Autorzy Radości seksu gejowskiego i kolejnych jej wydań postawili na śmiały, edukacyjny charakter książki. Pisanie podręcznika homoseksualności miało na celu przełamanie antyseksualnego tabu – tabu obyczajowego (WHO na trzy lata przed publikacją Radości skreśliła homoseksualizm z listy chorób) – jak i tabu językowego, które zakłamywało mówienie o sprawach dziejących się „tam na dole” – choć doskonale wiemy, że nie zawsze na dole. Stąd ostry i dosadny język tego podręcznika. W haśle o anatomii spotkać można terminologię medyczną – w całej jednak książce dominuje słownictwo takie, jakiego rzeczywiście używamy w seksualnych, sensualnych, intymnych rozmowach. Ruchanie, rżnięcie (ang. fuck) nie ma więc brzmieć wulgarnie – tak po prostu jest, by zacytować bohatera granego przez Jacka Poniedziałka w filmie Przemiany:

„Chodź, będziemy się kochać.

– Żeby się kochać, trzeba się kochać.

– No to będziemy się pierdolić!”

Radość seksu gejowskiego nie zasłania fizyczności seksualnych zabaw. Jest podręcznikiem ilustrowanym, pokazuje bez wulgaryzowania, o co w całej tej przyjemności chodzi. A chodzi właśnie o seks. O jego bezpieczne i mądre uprawianie. O jego skutki, o depresję związaną z odrzuceniem, jak i szczęście wspólnych lat w związku, cementowanego dobrym współżyciem.

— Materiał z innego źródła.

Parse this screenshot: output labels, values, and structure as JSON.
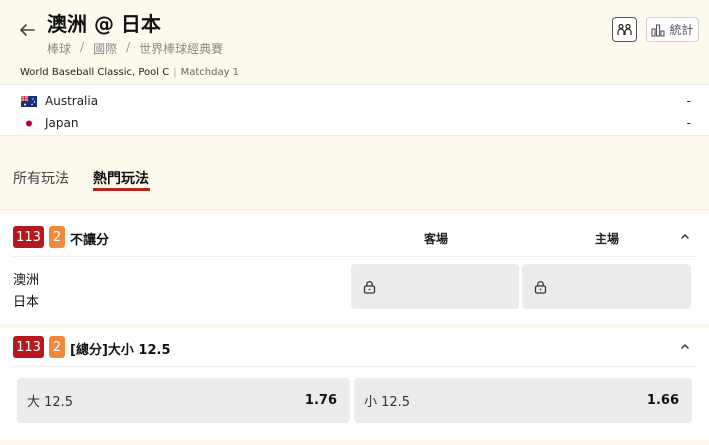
{
  "header": {
    "title": "澳洲 @ 日本",
    "breadcrumb": [
      "棒球",
      "國際",
      "世界棒球經典賽"
    ],
    "stats_label": "統計"
  },
  "match": {
    "competition": "World Baseball Classic, Pool C",
    "matchday": "Matchday 1",
    "teams": [
      {
        "name": "Australia",
        "score": "-"
      },
      {
        "name": "Japan",
        "score": "-"
      }
    ]
  },
  "tabs": [
    {
      "label": "所有玩法",
      "active": false
    },
    {
      "label": "熱門玩法",
      "active": true
    }
  ],
  "markets": [
    {
      "badge_id": "113",
      "badge_num": "2",
      "title": "不讓分",
      "col_away": "客場",
      "col_home": "主場",
      "team_lines": [
        "澳洲",
        "日本"
      ]
    },
    {
      "badge_id": "113",
      "badge_num": "2",
      "title": "[總分]大小 12.5",
      "options": [
        {
          "label": "大 12.5",
          "odds": "1.76"
        },
        {
          "label": "小 12.5",
          "odds": "1.66"
        }
      ]
    }
  ],
  "colors": {
    "accent": "#b3261e",
    "badge_red": "#b3191f",
    "badge_orange": "#f0893a",
    "background": "#fdf9ec"
  }
}
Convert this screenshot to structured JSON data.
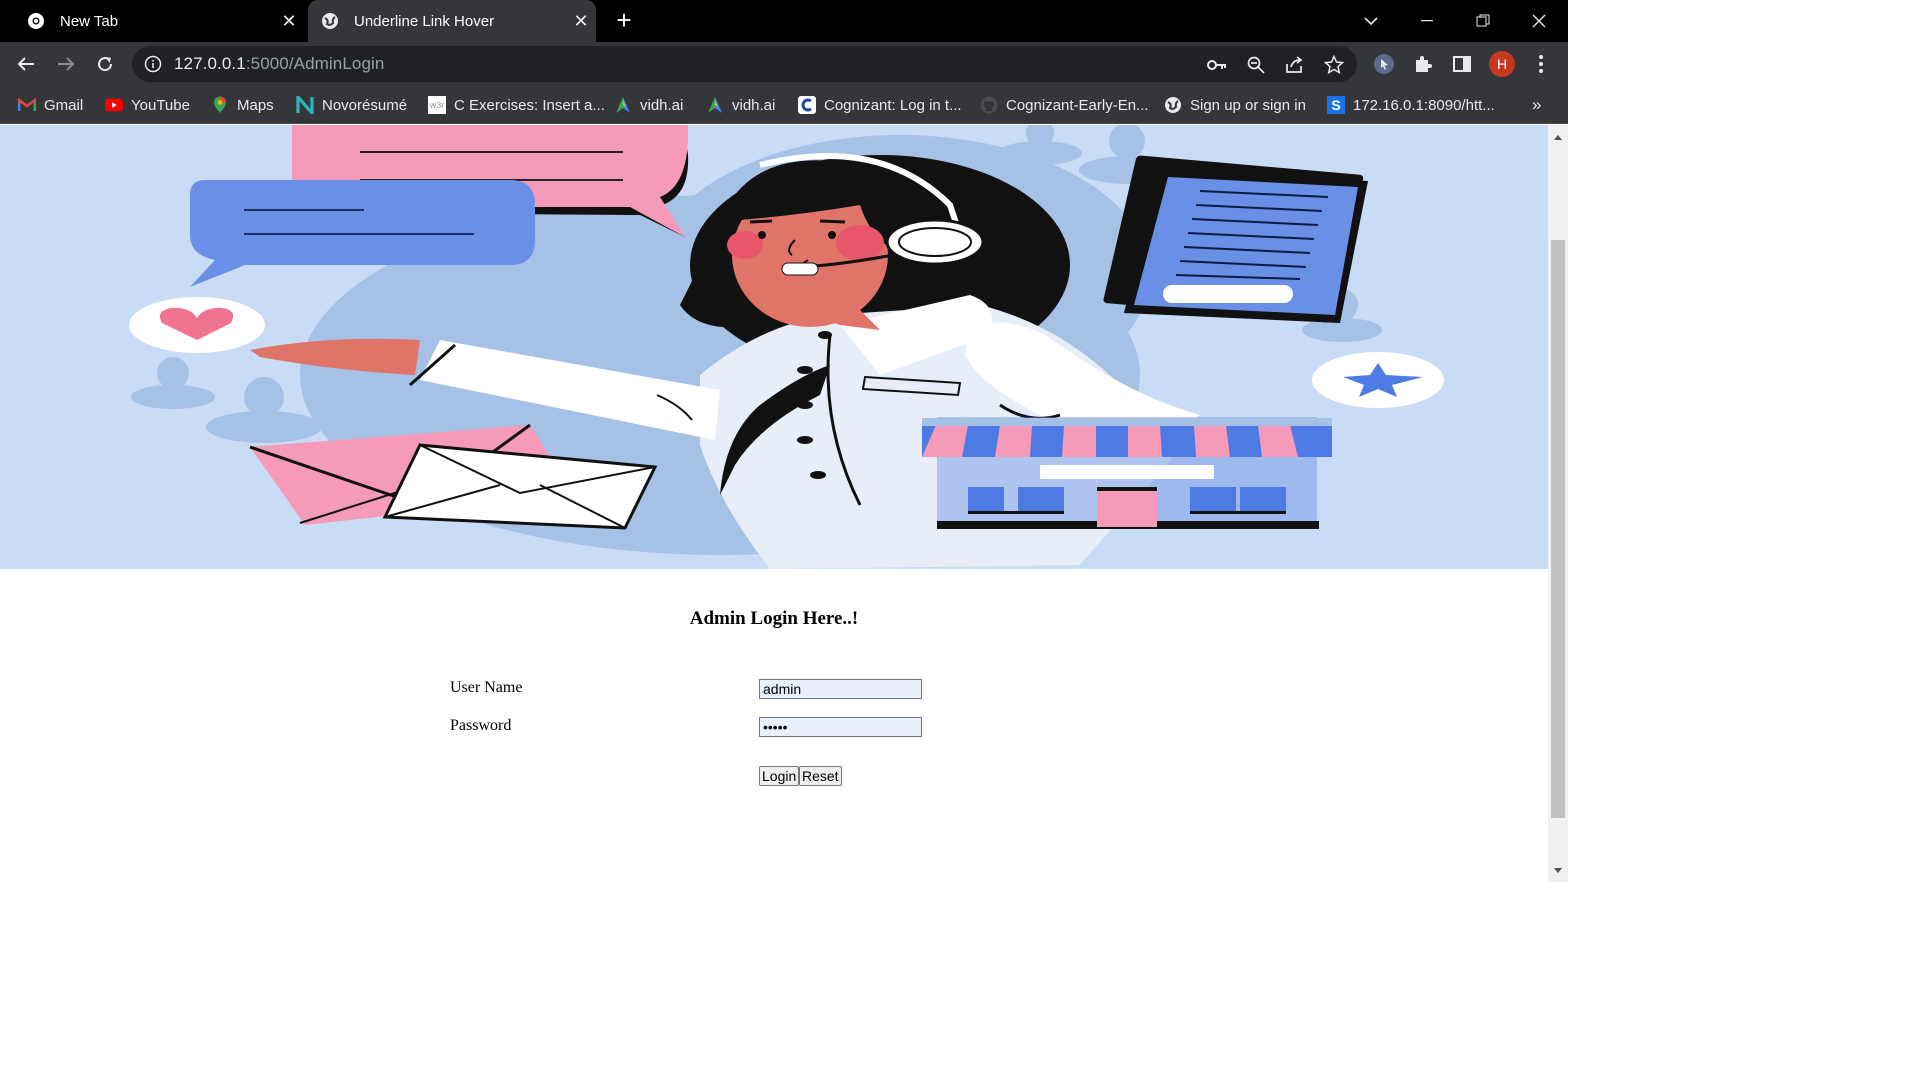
{
  "browser": {
    "tabs": [
      {
        "title": "New Tab",
        "active": false
      },
      {
        "title": "Underline Link Hover",
        "active": true
      }
    ],
    "new_tab_symbol": "+",
    "close_symbol": "✕",
    "url_host": "127.0.0.1",
    "url_rest": ":5000/AdminLogin",
    "profile_initial": "H",
    "bookmarks": [
      {
        "label": "Gmail",
        "icon": "gmail-icon"
      },
      {
        "label": "YouTube",
        "icon": "youtube-icon"
      },
      {
        "label": "Maps",
        "icon": "maps-icon"
      },
      {
        "label": "Novorésumé",
        "icon": "novoresume-icon"
      },
      {
        "label": "C Exercises: Insert a...",
        "icon": "w3r-icon"
      },
      {
        "label": "vidh.ai",
        "icon": "vidh-icon"
      },
      {
        "label": "vidh.ai",
        "icon": "vidh-icon"
      },
      {
        "label": "Cognizant: Log in t...",
        "icon": "cognizant-icon"
      },
      {
        "label": "Cognizant-Early-En...",
        "icon": "github-icon"
      },
      {
        "label": "Sign up or sign in",
        "icon": "globe-icon"
      },
      {
        "label": "172.16.0.1:8090/htt...",
        "icon": "sophos-icon"
      }
    ],
    "bookmarks_overflow": "»",
    "w3r_text": "w3r",
    "sophos_text": "S"
  },
  "page": {
    "heading": "Admin Login Here..!",
    "username_label": "User Name",
    "password_label": "Password",
    "username_value": "admin",
    "password_value": "•••••",
    "login_button": "Login",
    "reset_button": "Reset"
  },
  "colors": {
    "hero_bg": "#c9dcf5",
    "pink": "#f59ab8",
    "blue": "#6a8fe6",
    "chrome_dark": "#35363a",
    "profile_red": "#c5391e"
  }
}
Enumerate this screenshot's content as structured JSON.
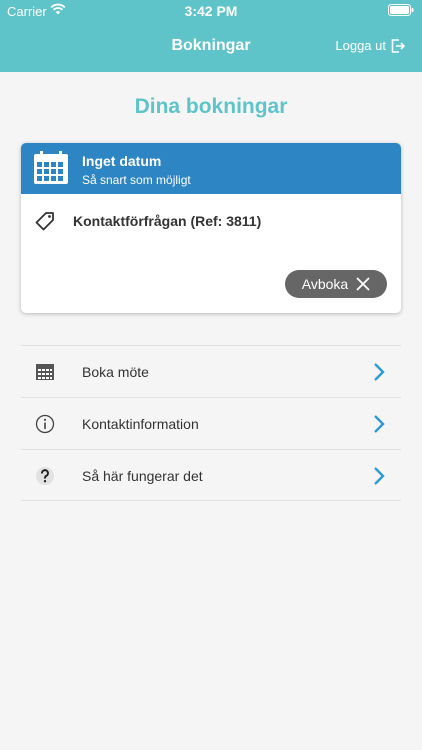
{
  "status": {
    "carrier": "Carrier",
    "time": "3:42 PM"
  },
  "header": {
    "title": "Bokningar",
    "logout_label": "Logga ut"
  },
  "page": {
    "title": "Dina bokningar"
  },
  "booking": {
    "date_title": "Inget datum",
    "date_subtitle": "Så snart som möjligt",
    "request": "Kontaktförfrågan (Ref: 3811)",
    "cancel_label": "Avboka"
  },
  "menu": {
    "items": [
      {
        "label": "Boka möte",
        "icon": "calendar-icon"
      },
      {
        "label": "Kontaktinformation",
        "icon": "info-icon"
      },
      {
        "label": "Så här fungerar det",
        "icon": "question-icon"
      }
    ]
  },
  "colors": {
    "accent": "#5fc4ca",
    "card_header": "#2d85c3",
    "chevron": "#2d9ad6",
    "button": "#666666"
  }
}
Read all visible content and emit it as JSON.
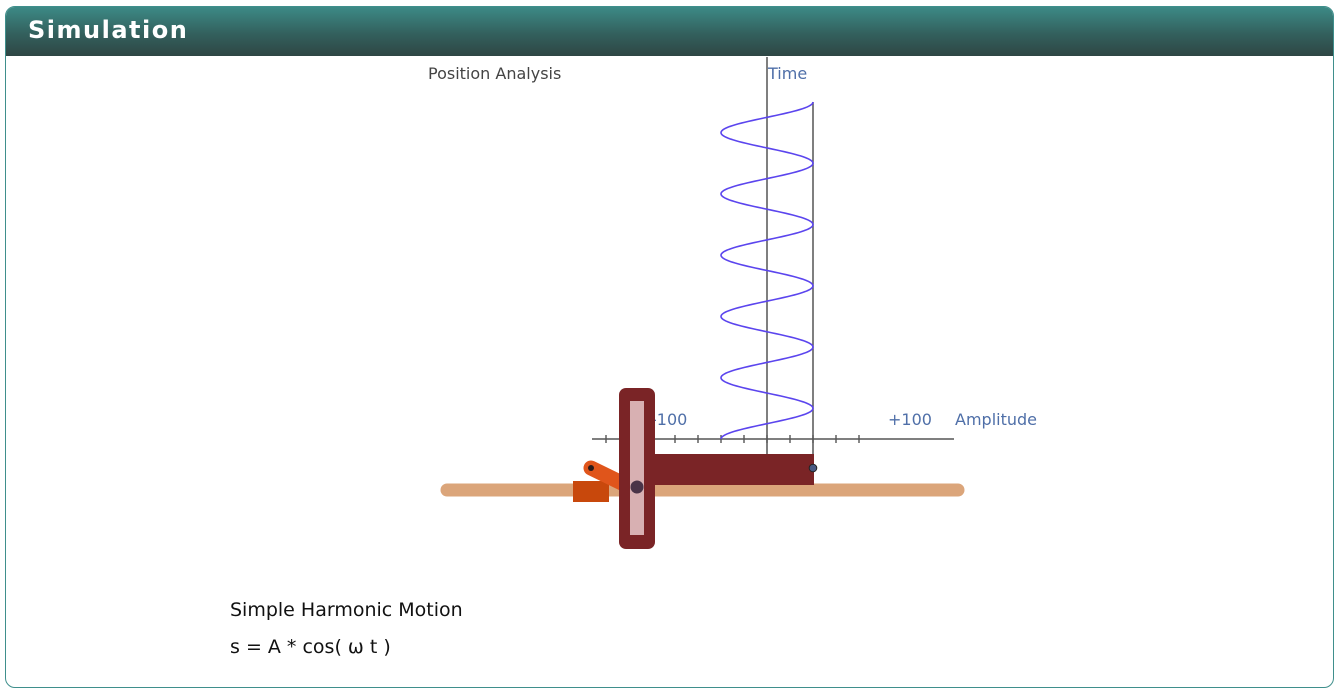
{
  "panel": {
    "title": "Simulation"
  },
  "simulation": {
    "graph_title": "Position Analysis",
    "time_axis_label": "Time",
    "amplitude_axis_label": "Amplitude",
    "min_label": "-100",
    "max_label": "+100",
    "amplitude_range": [
      -100,
      100
    ],
    "wave_cycles_visible": 5.5,
    "current_amplitude": 100,
    "colors": {
      "wave": "#5b45ee",
      "axis": "#555555",
      "axis_label": "#4f6fa8",
      "rail": "#dba57a",
      "slider_bar": "#7a2426",
      "slotted_yoke": "#7a2426",
      "crank": "#e0551b",
      "crank_block": "#c8480c"
    }
  },
  "caption": {
    "line1": "Simple Harmonic Motion",
    "line2": "s = A * cos( ω t )"
  }
}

O bezpieczeństwo, o zabezpieczanie się, by wchodząc w wieku nastoletnim na drogę seksualnej przygody, nie zostać trafionym wirusem HIV.

Nie trzeba czytać Radości od deski do deski, można wybiórczo skakać po hasłach, wczytywać się w zagadnienia, które na dany moment wydają się być najistotniejsze – przygotowanie do pierwszego razu, sprawy z wyjściem z szafy.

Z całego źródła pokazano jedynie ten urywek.